Automatic Enrollment 401(k)
This plan is very similar to the Traditional 401(k) plan. The difference is the employee is automatically opted into the plan. The contribution percentage is pre-defined by the employer. The employer can contribute as well. The employee has access to the funds as normal and can increase or decrease their contribution. They may opt out of the plan if they’d like. The major benefit to small business owners are higher participation levels increasing the yearly tax deductible expense.
Savings Incentive Match Plan for Employees (SIMPLE) – IRA
The Simple IRA plan is a Business Retirement Planning option geared towards small businesses with fewer than 100 employees. This plan is optional for employees to participate in. If they participate the eligible maximum amount towards contribution in 2013 was $12,000. If 50 years of age or older the maximum was $14,500.
The employer must either match dollar for dollar of the employee’s contribution up to 3 percent or they can make a 2 percent fixed contribution of the employee’s compensation. This plan can be set up automatically as well and an employee can choose to opt out of the plan. The employee is vested immediately in this plan. The major benefit towards small business owners is its tax deductible expense.

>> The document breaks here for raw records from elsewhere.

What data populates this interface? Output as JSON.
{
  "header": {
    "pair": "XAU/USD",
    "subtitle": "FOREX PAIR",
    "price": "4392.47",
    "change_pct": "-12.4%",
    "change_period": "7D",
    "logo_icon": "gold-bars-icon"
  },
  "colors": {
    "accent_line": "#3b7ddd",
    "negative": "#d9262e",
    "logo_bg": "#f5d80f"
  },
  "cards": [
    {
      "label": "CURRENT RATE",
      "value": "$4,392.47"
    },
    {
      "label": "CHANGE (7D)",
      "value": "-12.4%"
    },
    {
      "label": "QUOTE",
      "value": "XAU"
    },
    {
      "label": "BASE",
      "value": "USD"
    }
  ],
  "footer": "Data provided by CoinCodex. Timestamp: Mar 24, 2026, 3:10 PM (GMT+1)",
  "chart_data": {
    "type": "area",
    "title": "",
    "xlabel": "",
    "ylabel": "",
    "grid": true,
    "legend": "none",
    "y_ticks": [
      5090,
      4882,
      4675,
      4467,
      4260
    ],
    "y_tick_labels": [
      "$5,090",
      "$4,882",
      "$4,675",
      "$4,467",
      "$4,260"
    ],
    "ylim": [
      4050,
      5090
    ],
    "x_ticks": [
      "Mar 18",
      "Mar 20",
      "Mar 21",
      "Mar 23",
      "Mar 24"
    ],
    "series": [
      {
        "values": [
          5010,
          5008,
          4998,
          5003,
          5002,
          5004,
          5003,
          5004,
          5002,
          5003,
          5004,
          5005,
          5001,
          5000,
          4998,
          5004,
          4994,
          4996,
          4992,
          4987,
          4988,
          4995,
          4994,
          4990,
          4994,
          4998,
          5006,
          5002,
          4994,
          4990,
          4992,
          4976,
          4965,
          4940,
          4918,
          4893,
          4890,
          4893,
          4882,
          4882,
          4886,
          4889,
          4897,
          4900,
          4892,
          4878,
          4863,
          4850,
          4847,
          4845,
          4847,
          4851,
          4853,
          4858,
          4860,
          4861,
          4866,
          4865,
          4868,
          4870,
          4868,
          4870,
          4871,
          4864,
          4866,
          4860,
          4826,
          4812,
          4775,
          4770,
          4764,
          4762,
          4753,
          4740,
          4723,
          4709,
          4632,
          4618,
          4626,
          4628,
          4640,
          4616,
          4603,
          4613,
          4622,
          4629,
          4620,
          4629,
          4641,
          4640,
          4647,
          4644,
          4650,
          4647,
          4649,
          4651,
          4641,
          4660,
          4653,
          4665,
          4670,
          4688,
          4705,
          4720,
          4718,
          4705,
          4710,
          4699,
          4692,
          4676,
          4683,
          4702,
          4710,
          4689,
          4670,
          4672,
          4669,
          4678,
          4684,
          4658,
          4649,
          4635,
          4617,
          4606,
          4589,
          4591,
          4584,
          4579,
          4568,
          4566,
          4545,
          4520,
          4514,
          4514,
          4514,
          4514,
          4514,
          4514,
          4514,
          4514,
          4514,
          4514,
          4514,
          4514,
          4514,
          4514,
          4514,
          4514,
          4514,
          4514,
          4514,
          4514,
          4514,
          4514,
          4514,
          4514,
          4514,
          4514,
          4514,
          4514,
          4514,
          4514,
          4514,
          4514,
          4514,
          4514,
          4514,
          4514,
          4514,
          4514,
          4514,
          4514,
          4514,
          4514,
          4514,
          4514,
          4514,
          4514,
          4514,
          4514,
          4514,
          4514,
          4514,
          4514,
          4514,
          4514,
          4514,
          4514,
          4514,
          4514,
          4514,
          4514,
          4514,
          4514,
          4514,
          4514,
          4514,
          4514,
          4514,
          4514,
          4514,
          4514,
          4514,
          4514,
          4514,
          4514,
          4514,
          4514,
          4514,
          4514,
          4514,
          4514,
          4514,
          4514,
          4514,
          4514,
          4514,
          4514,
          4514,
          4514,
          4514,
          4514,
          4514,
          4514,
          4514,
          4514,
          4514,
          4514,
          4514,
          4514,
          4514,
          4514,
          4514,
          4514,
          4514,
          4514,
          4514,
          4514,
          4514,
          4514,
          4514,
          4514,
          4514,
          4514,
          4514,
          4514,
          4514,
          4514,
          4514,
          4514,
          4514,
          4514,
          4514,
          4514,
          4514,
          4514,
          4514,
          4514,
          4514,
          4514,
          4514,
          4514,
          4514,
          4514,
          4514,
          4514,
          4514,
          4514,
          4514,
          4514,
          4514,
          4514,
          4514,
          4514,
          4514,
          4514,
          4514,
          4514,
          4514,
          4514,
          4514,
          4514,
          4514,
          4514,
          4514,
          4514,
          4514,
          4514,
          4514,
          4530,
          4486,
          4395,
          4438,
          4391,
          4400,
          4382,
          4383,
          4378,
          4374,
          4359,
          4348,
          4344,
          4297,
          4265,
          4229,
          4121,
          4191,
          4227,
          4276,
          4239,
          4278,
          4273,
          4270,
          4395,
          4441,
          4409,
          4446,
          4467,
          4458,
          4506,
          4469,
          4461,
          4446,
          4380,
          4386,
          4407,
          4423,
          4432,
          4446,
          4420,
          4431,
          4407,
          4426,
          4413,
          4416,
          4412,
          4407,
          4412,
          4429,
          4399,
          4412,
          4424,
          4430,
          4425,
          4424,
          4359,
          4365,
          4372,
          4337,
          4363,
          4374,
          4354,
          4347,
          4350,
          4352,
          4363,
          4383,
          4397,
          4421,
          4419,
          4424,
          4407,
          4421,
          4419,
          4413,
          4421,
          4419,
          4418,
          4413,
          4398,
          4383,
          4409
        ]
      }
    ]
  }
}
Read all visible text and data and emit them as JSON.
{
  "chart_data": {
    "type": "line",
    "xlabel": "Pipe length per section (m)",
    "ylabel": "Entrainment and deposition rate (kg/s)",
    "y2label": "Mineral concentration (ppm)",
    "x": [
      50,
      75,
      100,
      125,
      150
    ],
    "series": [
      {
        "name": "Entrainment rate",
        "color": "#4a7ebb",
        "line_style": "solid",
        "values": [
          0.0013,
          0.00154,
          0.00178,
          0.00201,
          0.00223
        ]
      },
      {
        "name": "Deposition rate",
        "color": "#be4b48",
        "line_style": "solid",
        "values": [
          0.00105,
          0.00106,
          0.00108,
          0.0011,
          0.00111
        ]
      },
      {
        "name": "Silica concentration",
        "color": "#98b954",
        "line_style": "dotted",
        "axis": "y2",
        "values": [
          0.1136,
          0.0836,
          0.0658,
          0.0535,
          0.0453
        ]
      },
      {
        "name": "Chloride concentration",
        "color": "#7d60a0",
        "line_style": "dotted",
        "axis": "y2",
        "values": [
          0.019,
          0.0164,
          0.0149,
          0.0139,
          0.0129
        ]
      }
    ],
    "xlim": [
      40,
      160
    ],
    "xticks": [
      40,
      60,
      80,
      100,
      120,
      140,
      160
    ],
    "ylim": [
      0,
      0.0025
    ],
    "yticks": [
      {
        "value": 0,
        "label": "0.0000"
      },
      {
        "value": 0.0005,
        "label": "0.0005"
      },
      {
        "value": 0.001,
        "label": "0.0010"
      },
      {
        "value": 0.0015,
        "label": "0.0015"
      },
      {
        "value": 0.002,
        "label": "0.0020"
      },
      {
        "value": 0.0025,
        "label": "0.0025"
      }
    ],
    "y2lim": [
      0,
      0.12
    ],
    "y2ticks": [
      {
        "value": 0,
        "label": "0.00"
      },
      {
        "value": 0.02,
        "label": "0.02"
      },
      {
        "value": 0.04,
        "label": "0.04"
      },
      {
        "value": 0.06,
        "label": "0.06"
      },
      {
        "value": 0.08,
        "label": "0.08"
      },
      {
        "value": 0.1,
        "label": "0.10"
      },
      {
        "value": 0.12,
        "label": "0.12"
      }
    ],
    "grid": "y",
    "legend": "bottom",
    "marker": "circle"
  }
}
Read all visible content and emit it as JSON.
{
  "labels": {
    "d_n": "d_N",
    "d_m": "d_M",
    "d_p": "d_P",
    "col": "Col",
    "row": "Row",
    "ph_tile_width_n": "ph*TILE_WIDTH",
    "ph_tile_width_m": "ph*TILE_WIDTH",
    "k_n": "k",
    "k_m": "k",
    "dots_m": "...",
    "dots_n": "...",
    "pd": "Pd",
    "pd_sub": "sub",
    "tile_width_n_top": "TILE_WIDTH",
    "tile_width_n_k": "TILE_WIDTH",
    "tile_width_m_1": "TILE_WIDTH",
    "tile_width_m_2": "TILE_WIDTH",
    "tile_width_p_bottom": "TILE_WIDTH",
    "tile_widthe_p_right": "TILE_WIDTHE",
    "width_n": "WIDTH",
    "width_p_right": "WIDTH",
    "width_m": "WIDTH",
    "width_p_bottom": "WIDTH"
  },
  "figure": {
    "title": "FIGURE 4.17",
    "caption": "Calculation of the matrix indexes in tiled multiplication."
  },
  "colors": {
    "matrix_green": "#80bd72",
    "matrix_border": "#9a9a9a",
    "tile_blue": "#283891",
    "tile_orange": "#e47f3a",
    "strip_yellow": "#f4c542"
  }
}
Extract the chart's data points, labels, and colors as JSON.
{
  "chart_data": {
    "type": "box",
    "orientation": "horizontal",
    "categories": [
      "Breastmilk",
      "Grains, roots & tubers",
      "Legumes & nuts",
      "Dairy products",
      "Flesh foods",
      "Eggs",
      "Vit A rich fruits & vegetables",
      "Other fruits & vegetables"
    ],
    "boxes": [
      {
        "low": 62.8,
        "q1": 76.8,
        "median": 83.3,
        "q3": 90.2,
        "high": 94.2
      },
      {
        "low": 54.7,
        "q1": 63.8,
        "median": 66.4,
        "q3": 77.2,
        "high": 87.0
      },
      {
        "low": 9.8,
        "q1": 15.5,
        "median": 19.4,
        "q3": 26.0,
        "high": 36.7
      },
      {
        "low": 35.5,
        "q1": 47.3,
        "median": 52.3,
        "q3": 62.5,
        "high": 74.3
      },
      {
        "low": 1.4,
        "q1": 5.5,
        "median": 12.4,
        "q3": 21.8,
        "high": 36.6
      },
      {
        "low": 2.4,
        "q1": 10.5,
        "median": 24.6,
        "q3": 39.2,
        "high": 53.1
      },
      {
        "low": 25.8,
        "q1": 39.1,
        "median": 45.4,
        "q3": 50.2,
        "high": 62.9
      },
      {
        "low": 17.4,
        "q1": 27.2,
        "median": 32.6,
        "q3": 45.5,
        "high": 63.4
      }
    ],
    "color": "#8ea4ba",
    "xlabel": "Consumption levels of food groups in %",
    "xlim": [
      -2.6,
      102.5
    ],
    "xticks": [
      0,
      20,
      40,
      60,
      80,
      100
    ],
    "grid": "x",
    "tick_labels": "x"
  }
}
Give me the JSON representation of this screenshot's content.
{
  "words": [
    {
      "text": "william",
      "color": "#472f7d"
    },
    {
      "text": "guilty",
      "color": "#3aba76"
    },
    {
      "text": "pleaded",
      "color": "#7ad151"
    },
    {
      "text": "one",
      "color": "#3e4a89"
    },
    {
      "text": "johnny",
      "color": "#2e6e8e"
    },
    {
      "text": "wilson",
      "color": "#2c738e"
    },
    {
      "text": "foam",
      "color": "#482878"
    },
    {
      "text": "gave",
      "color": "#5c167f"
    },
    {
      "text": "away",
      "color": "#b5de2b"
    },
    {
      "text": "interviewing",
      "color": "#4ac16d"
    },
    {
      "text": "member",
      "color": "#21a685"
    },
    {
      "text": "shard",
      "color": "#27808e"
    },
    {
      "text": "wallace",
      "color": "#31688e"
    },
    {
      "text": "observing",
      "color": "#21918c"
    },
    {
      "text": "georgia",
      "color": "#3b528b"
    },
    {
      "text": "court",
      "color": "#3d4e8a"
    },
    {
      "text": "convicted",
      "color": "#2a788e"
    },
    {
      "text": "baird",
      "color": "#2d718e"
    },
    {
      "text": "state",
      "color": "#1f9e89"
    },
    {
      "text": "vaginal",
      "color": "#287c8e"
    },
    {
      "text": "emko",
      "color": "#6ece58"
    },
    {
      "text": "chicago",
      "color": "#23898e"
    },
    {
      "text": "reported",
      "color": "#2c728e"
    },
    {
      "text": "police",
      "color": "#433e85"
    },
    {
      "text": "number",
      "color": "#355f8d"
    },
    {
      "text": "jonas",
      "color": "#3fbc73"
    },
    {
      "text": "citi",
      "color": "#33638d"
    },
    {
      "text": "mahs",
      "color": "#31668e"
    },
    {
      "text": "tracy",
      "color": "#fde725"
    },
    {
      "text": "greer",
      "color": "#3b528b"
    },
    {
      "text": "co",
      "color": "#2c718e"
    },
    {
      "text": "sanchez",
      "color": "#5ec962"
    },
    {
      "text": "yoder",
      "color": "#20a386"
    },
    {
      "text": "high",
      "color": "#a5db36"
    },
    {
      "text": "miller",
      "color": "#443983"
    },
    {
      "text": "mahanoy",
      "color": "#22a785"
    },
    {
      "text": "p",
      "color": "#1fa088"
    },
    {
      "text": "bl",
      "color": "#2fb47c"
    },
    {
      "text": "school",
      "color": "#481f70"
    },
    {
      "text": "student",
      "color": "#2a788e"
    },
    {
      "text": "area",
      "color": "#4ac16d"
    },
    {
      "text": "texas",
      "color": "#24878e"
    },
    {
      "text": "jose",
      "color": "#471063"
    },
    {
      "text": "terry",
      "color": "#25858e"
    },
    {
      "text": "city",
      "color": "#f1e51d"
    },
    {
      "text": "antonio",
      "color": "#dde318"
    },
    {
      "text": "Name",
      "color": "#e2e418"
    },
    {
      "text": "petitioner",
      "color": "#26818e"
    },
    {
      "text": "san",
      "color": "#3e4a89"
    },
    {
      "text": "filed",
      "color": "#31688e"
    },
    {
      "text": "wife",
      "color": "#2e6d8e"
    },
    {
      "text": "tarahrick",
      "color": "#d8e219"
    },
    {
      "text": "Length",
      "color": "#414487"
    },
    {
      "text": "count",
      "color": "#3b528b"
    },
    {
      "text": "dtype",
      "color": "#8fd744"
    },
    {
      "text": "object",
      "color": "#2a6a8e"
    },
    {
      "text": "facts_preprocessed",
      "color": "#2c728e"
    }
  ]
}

This Business Retirement Planning option allows an employer to make a large contribution for the employee. There is not set amount they have to participate for, but the limit for 2013 was $51,000. There are a few direct benefits towards a small business owner.
First it has a low administration cost. Second, it is an allowable business deduction. So those contributions aren’t taxed until they are disbursed. Small business owners can defer the $51,000 to their own 401(k) account which is more than the $17,500 employee contribution limit. Finally it’s a flexible plan. It’s discretionary and can vary year to year. If the business is having financial issues, they can reduce the profit sharing contribution.
This plan is a pre-defined and fixed benefit for employees. This is generally funded by the employer. The employee is vested over a time period. This Business Retirement Planning option is beneficial to a business in that they can contribute and therefore deduct more each year than the defined contribution plans. It’s beneficial to an employee because they have more benefits to look forward to at retirement per their employers’ contribution and not their own.